La même chose se reproduit lorsqu’il reconnaît le bunker témoin des derniers instants de son père : si Walter Kempowski a fait endosser à Jonathan le costume du héros à la recherche de ses origines, le voilà parvenu au terme de sa quête, reconnu par le fantôme de son père, réconcilié avec sa propre généalogie : « Je t’ai appelé par ton nom, tu es mien. » Il n’emportera pourtant qu’un peu de sable prélevé sur la plage. Car la page est tournée : « Jonathan savait pertinemment qu’il ne remettrait jamais plus les pieds en Prusse-Orientale ». Lui qui avait coutume d’évoquer la mort de ses parents sans émotion apparente, avec des mots triviaux qui traduisaient une feinte indifférence (« ma mère y est restée », « mon père a passé l’arme à gauche »), est désormais rasséréné, prêt à reprendre sa propre vie et à découvrir d’autres horizons.
L’écriture de Walter Kempowski marque toujours une certaine retenue, la sobriété, la simplicité et l’économie de l’expression empêchant tout pathos et toute empathie envers des personnages qui ont pourtant de quoi en susciter : l’humour ou l’impassibilité affichée tiennent à distance les faits relatés, sans rancœur ni désir de revanche, sans qu’affleure la revendication des territoires perdus qui était encore vivace en Allemagne. L’auteur partage probablement avec son héros la conviction que « quand on avait déclenché une guerre mondiale, assassiné les Juifs et piqué leurs vélos aux Hollandais, on n’avait pas les meilleures cartes entre les mains ».
Dans Complètement à l’Est perce le sentiment d’un immense gâchis. Mais l’auteur a mis en bonne place dans son récit le triptyque de Hans Memling représentant le Jugement dernier, exposé après bien des vicissitudes à Gdansk, et l’amie de Jonathan prépare quant à elle une exposition sur la cruauté dans l’art : pour que la souffrance ne soit pas vaine, pour que les morts et les horreurs passées échappent à l’oubli, il reste en effet les œuvres d’art. Pour figurer la douleur, la justice, et peut-être la miséricorde. Ainsi les morts de Prusse-Orientale et les suppliciés du XXe siècle peuvent-ils « accéder au symbolique et résister au temps », et rejoindre à jamais la longue cohorte des martyrs.
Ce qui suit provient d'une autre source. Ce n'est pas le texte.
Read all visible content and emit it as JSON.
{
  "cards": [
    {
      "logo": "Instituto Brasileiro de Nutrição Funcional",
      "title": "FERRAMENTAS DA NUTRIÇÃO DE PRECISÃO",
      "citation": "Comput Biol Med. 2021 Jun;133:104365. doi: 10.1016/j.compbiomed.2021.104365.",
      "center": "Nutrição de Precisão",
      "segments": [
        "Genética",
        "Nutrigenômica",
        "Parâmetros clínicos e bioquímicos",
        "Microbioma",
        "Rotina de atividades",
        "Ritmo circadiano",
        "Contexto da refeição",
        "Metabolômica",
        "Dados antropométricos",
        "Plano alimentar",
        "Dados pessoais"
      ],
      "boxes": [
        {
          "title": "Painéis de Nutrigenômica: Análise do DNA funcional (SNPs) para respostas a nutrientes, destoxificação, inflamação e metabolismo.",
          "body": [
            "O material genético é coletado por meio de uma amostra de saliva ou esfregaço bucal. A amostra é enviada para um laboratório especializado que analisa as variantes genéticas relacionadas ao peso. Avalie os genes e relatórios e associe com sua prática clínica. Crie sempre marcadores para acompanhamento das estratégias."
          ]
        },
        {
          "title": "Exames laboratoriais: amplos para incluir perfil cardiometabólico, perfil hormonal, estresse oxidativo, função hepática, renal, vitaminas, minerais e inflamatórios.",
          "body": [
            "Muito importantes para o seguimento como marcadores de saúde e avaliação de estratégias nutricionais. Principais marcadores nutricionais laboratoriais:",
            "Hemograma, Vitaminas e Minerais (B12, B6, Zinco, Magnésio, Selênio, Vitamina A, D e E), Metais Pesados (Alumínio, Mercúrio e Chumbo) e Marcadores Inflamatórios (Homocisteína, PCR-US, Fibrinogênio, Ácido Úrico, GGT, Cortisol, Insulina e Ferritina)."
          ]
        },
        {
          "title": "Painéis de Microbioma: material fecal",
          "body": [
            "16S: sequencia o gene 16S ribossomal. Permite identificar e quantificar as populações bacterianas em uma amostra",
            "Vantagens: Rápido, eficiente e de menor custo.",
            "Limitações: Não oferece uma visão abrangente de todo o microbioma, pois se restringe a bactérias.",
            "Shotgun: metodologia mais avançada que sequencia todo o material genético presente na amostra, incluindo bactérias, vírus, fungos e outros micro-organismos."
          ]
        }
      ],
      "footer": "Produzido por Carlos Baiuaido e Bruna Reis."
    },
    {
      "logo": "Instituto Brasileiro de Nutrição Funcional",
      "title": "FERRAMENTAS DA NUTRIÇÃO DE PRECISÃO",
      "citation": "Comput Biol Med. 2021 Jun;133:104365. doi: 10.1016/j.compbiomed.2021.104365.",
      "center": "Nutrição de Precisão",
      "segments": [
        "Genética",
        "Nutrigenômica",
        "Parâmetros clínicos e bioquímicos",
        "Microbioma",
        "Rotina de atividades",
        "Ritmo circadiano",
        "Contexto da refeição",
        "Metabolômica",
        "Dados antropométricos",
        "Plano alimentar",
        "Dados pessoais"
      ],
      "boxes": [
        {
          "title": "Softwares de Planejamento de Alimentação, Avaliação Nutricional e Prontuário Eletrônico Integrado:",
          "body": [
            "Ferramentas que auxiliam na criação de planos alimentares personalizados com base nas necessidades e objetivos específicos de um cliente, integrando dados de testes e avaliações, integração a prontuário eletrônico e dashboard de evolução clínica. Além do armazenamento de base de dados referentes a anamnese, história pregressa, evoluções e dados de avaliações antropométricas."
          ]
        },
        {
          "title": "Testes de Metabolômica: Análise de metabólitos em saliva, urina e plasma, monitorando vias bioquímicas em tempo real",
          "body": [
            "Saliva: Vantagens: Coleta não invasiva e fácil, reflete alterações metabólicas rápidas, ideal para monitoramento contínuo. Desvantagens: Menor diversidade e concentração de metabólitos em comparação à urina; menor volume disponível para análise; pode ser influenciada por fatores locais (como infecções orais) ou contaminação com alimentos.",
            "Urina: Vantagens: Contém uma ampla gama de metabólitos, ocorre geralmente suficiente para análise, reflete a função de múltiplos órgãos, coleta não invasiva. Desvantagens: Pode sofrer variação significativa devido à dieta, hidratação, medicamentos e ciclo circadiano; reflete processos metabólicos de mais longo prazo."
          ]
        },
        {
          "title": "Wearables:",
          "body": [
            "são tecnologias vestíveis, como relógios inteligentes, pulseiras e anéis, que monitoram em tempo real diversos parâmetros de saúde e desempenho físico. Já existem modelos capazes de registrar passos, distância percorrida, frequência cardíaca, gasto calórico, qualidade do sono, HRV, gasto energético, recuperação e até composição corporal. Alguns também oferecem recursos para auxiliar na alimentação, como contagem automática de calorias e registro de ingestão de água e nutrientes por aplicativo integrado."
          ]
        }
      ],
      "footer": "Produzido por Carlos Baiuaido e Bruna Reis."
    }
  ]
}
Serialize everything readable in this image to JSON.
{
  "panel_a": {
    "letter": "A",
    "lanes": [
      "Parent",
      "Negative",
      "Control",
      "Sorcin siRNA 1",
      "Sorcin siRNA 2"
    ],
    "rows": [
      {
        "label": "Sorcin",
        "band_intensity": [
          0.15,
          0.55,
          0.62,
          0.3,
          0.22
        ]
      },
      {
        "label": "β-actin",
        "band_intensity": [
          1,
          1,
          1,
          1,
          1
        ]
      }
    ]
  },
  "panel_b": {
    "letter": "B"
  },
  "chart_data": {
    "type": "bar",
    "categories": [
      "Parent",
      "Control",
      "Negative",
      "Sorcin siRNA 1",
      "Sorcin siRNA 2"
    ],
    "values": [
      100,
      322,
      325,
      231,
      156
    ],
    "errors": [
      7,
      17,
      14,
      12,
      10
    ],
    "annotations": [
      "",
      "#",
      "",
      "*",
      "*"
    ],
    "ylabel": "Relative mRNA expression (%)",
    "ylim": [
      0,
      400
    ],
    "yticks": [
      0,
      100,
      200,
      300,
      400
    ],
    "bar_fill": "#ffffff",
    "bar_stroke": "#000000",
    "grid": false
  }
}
Au-delà de son ancrage précis, le livre de Walter Kempowski peut faire songer à d’autres auteurs qui ont écrit sur le thème de la Heimat perdue, du pays où l’on était chez soi et qu’on a dû quitter. La dislocation de l’Autriche-Hongrie, la fin du « multiculturalisme » de la Mitteleuropa, avec la disparition des Juifs qui y côtoyaient jadis Slaves et Allemands, en fournit de nombreux exemples. Ceci est une autre histoire, mais notre époque actuelle ne manque pas non plus d’enfants de réfugiés qui n’ont de leurs pays perdus que les récits des autres.